As Will Rogers once remarked: “You can’t heat an oven with snowballs.” In the case of Rookwood Pottery, you needed the fire of creative artists and decorators whose practiced medium was painting and pottery decoration. The Cincinnati Art Academy had been such a rich resource in the past. It was vases, such as the “Black Iris” by Carl Schmitt, that made Rookwood famous.
I joined Rookwood in 1959 in a career switch from college Art instructor to designer right after Rookwood was purchased by the Herschede Hall Clock Company. My first role at Rookwood in Cincinnati was to master the tooling craft. My teacher was an extraordinary master potter and tool-maker, Earl Menzel, whose career spanned 63 years with Rookwood. My mastering Earl’s craft was essential in my employer’s mind because Earl was well over retirement age and would not be able to make the move to Mississippi.
After the relocation to Starkville, I managed the production of the current line of ceramic products and designed about 75 new shapes for the Rookwood line as well as for the parent company’s Herschede Hall Clock line, incorporating ceramic elements into the clock designs.
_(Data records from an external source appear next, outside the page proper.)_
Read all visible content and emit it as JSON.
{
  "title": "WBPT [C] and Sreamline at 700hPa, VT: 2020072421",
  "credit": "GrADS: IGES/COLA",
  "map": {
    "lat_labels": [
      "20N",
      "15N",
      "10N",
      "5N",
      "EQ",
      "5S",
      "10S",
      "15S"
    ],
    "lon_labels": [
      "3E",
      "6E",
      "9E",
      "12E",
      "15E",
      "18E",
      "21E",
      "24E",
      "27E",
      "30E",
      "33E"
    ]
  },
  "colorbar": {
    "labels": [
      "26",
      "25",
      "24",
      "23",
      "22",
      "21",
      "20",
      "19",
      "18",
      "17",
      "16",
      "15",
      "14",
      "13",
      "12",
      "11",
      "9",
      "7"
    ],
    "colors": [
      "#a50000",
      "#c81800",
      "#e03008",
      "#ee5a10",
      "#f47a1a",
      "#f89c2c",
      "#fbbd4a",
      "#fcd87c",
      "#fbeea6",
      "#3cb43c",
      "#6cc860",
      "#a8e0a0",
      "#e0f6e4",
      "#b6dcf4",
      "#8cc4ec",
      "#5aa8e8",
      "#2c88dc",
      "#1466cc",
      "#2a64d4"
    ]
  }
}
The company’s marketing efforts fell flat despite its connections and compatible distribution channels through high-end jewelry and department stores.
By the time Rookwood suspended production, my wife and I had established The Gift Gallery, an art gallery where I taught classes in painting, ceramics and sculpture, exhibited regional artists’ work and retailed art supplies, custom frames, books and select gift lines. In addition, I taught art classes for Mississippi StateUniversity in Starkville. This led to a full-time position as Associate Professor of Art at Mississippi State College (now University) for Women in Columbus, MS.
The Starkville operation closed its doors in 1967. The tooling, molds and distinctive trademark were purchased by the Townley family, avid collectors of fine art pottery. The original Rookwood Pottery on Mt. Adams now houses a restaurant, and the kilns —in which the exquisite ceramics were fired—serve as booths for diners. *I am virtually the last signature artist associated with the Rookwood era prior to 1967.
Footnote: The remnants of Rookwood so lovingly preserved by the Townleys were purchased by a group of investors in 2004 and an attempt is being made to resuscitate the old trademark and classic tile work that made the company famous. The jury is still out on whether or not the revival succeeds.